I believe that on some level this is a trick question. For monthly data, an SNAIVE() model will only have access to 12 data points (the 12 most recent ones) when creating forecasts regardless of the size of the training set. With that in mind, the relevant question is not how much training data the model gets, but how similar the year used to construct the model is to the remaining years.
However, I will still demonstrate the process of constructing another model that uses less training data, and yet another that uses more training data, and comparing the accuracy of the new models to the original.
# Re-running the code with less training data
myseries_train_2 <- myseries |>
filter(year(Month) < 2008)
fit_2 <- myseries_train_2 |>
model(SNAIVE(Turnover))
fc_2 <- fit_2 |>
forecast(new_data = anti_join(myseries, myseries_train_2))
## Joining with `by = join_by(Month, Turnover)`
fc_2 |> autoplot(myseries, level = NULL)
accuracy(fc_2, myseries)
## # A tibble: 1 × 10
## .model .type ME RMSE MAE MPE MAPE MASE RMSSE ACF1
## <chr> <chr> <dbl> <dbl> <dbl> <dbl> <dbl> <dbl> <dbl> <dbl>
## 1 SNAIVE(Turnover) Test 2.40 2.59 2.40 40.0 40.0 9.12 7.70 0.612
This forecast, which uses much less training data, has a much lower accuracy (because the RMSE is higher).
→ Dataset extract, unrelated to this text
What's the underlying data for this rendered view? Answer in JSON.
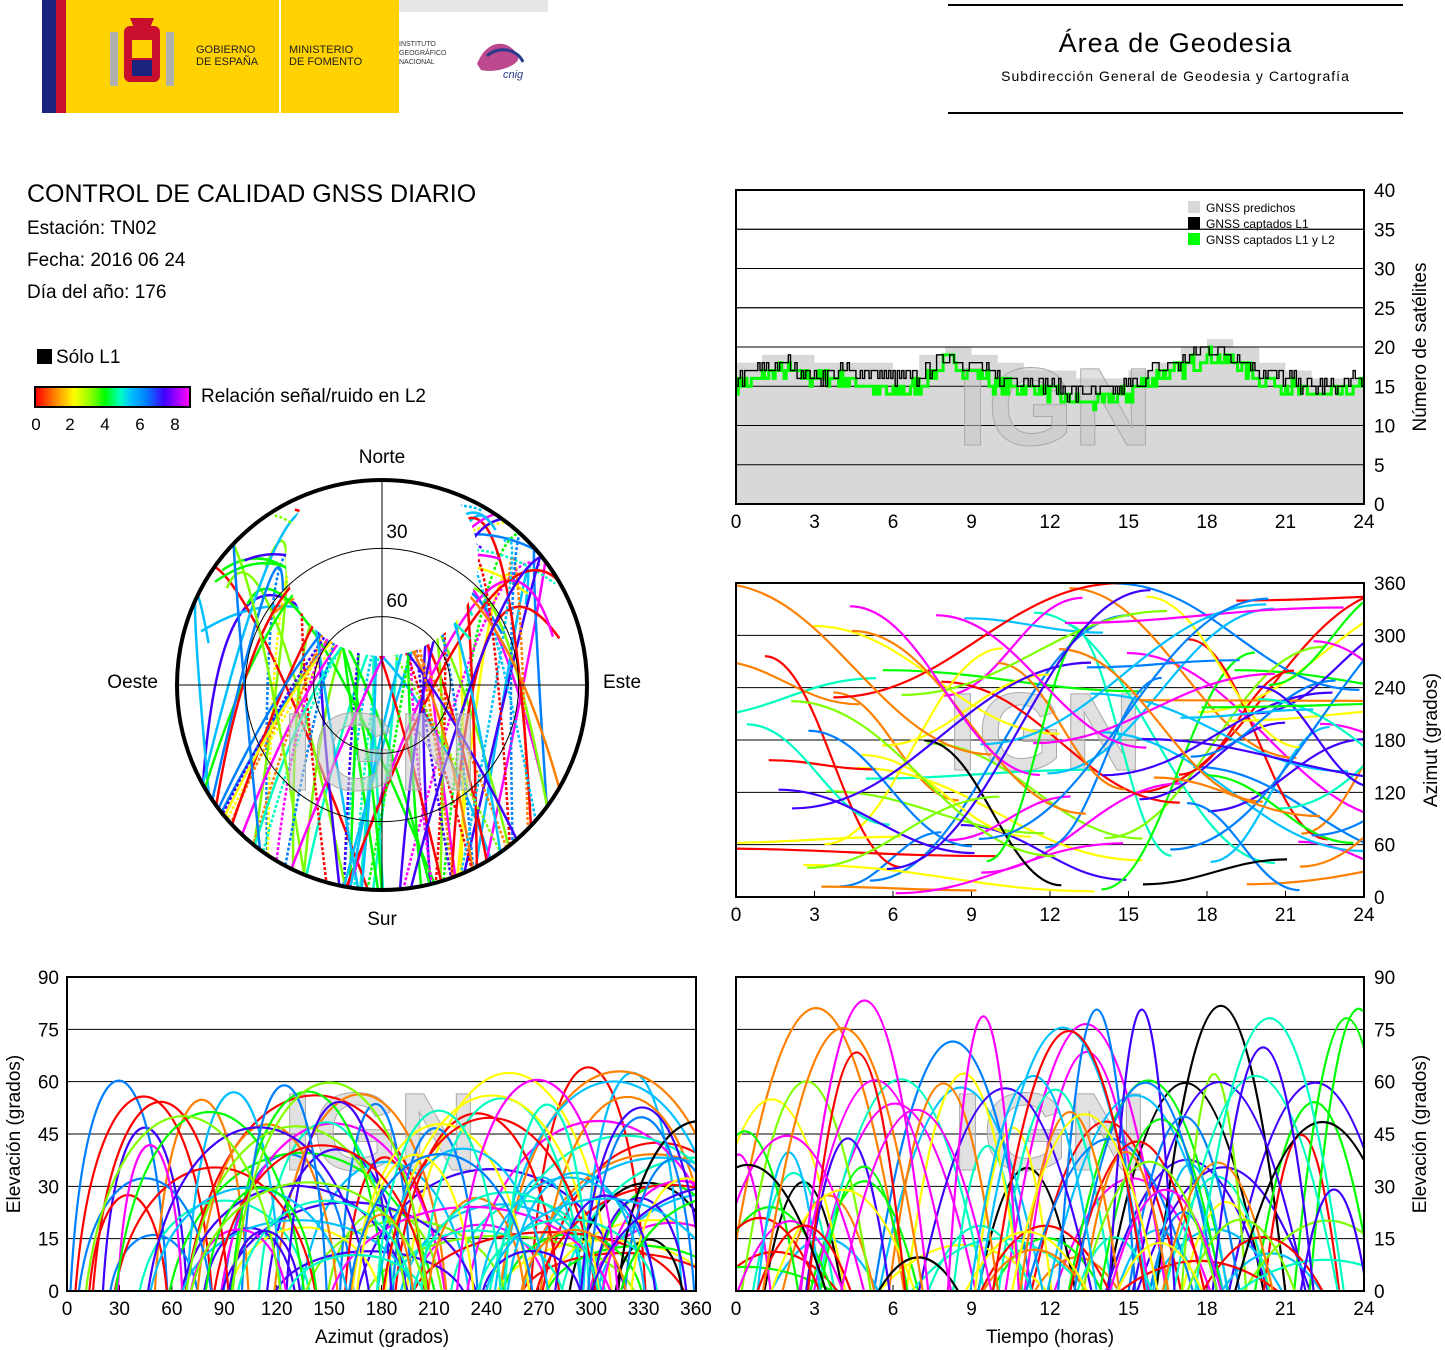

This is because it does not capture a substantial trend upward in the data that the original forecast (with access to more training data) was able to partially account for.
# Re-running the code with more training data
myseries_train_3 <- myseries |>
filter(year(Month) < 2015)
fit_3 <- myseries_train_3 |>
model(SNAIVE(Turnover))
fc_3 <- fit_3 |>
forecast(new_data = anti_join(myseries, myseries_train_3))
## Joining with `by = join_by(Month, Turnover)`
fc_3 |> autoplot(myseries, level = NULL)
accuracy(fc_3, myseries)
## # A tibble: 1 × 10
## .model .type ME RMSE MAE MPE MAPE MASE RMSSE ACF1
## <chr> <chr> <dbl> <dbl> <dbl> <dbl> <dbl> <dbl> <dbl> <dbl>
## 1 SNAIVE(Turnover) Test -0.929 1.22 1.05 -18.7 20.4 2.12 1.55 0.639
This forecast (which has access to even more training data) is less accurate than the initial forecast, but more accurate than the one that had access to less data.